Gerard ist mehr als ein 28-jähriger Rapper aus Österreich. Gerard ist ein Erzähler. Er erzählt Geschichten vom Leben, der Liebe und den Momenten, in denen man merkt, dass man erwachsen geworden ist. Wenn er davon singt, wie aus einem One-Night-Stand die große Liebe wird, huscht einem ein Lächeln übers Gesicht.

Auf dem Album „Blausicht“ gab es viele solcher Geschichten. Auf dem Nachfolger „Neue Welt“ hat sich Gerard jetzt neu erfunden – aber leider nicht besser. Viele Lieder haben keine Geschichte mehr: In „Panorama“ und „Hymnen“ etwa geht es darum, dass alles schon irgendwie gut wird. Oder so. Gefühle kommen da kaum noch auf. Eines der wenigen gelungenen Lieder ist „Licht“, das Gerard seinem verstorbenen Großvater gewidmet hat. Es ist schlicht und stark, nicht überladen mit digitalen Effekten und hallendem Refrain. Das ist der zweite Punkt, in dem Gerard sich stark verändert hat: Seine ruhige Erzählstimme war seine Stärke. Doch auf dem neuen Album hat er sich nun in einen emotionslosen Roboter verwandelt; Aussprache und Betonung sind bisweilen so monoton, dass man nicht merkt, wann ein Lied endet und das nächste beginnt.

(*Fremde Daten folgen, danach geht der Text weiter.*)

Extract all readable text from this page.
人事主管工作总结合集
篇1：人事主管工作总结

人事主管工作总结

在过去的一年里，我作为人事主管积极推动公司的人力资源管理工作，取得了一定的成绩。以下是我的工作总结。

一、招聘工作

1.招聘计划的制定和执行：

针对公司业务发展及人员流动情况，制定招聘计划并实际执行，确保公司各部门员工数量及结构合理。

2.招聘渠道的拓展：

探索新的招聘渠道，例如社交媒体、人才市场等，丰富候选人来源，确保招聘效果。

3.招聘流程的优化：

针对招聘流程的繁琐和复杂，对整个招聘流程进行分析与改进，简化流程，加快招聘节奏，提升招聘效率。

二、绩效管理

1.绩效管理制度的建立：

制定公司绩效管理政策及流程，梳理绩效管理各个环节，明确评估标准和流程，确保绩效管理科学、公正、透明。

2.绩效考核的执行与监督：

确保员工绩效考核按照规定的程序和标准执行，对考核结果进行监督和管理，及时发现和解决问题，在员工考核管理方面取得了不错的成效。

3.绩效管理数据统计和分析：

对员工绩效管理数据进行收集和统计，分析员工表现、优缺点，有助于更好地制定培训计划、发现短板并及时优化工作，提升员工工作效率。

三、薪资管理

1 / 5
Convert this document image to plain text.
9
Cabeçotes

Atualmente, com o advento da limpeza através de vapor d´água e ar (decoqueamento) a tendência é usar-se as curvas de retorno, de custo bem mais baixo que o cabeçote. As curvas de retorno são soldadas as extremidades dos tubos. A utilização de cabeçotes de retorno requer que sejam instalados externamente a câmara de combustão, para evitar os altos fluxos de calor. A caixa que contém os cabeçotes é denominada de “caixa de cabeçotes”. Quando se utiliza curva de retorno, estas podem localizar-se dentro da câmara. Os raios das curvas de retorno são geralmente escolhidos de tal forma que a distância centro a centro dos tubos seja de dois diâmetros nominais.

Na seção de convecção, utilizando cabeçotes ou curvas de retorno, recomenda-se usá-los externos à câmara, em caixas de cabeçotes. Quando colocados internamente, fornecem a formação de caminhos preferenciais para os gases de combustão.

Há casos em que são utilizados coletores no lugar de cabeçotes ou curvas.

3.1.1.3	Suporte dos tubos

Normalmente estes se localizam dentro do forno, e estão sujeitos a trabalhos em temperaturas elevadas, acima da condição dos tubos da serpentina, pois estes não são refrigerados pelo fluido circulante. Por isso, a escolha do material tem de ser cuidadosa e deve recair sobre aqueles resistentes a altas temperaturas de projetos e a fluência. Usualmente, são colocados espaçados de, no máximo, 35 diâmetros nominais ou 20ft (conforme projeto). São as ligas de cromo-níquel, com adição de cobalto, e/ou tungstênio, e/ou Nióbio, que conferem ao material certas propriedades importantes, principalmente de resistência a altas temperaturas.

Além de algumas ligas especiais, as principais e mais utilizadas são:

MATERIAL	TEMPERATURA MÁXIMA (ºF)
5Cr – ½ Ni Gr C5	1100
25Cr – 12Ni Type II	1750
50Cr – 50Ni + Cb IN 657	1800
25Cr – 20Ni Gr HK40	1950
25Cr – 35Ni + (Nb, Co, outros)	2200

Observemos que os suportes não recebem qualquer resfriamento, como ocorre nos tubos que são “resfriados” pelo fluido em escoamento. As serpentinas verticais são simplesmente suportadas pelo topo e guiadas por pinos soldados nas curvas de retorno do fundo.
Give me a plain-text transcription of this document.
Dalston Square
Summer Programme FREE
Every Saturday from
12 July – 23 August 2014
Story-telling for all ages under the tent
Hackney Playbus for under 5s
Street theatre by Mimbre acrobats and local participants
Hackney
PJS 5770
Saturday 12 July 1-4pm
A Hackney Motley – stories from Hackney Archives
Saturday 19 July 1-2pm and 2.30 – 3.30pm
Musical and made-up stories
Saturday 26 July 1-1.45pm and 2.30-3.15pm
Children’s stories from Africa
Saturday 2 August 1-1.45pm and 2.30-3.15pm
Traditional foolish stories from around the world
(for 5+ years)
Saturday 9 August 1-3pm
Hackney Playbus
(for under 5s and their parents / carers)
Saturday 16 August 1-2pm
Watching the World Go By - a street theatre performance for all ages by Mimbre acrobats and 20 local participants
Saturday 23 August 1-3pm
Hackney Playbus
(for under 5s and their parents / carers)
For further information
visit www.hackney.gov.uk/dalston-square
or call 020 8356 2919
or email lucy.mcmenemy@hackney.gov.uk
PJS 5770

Statt ein wenig auszuprobieren, womit er seine Musik gezielt weiterentwickeln könnte, hat Gerard viel zu viel auf digitale Effekte gesetzt. Dadurch verliert er aber genau das, was einen früher zum Lächeln gebracht hat: das Gefühl, dass jede seiner Geschichten die eigene sein könnte.

Anne-Sophie Lucas

Gerard: „Neue Welt“, Heart Working Class (Groove Attack).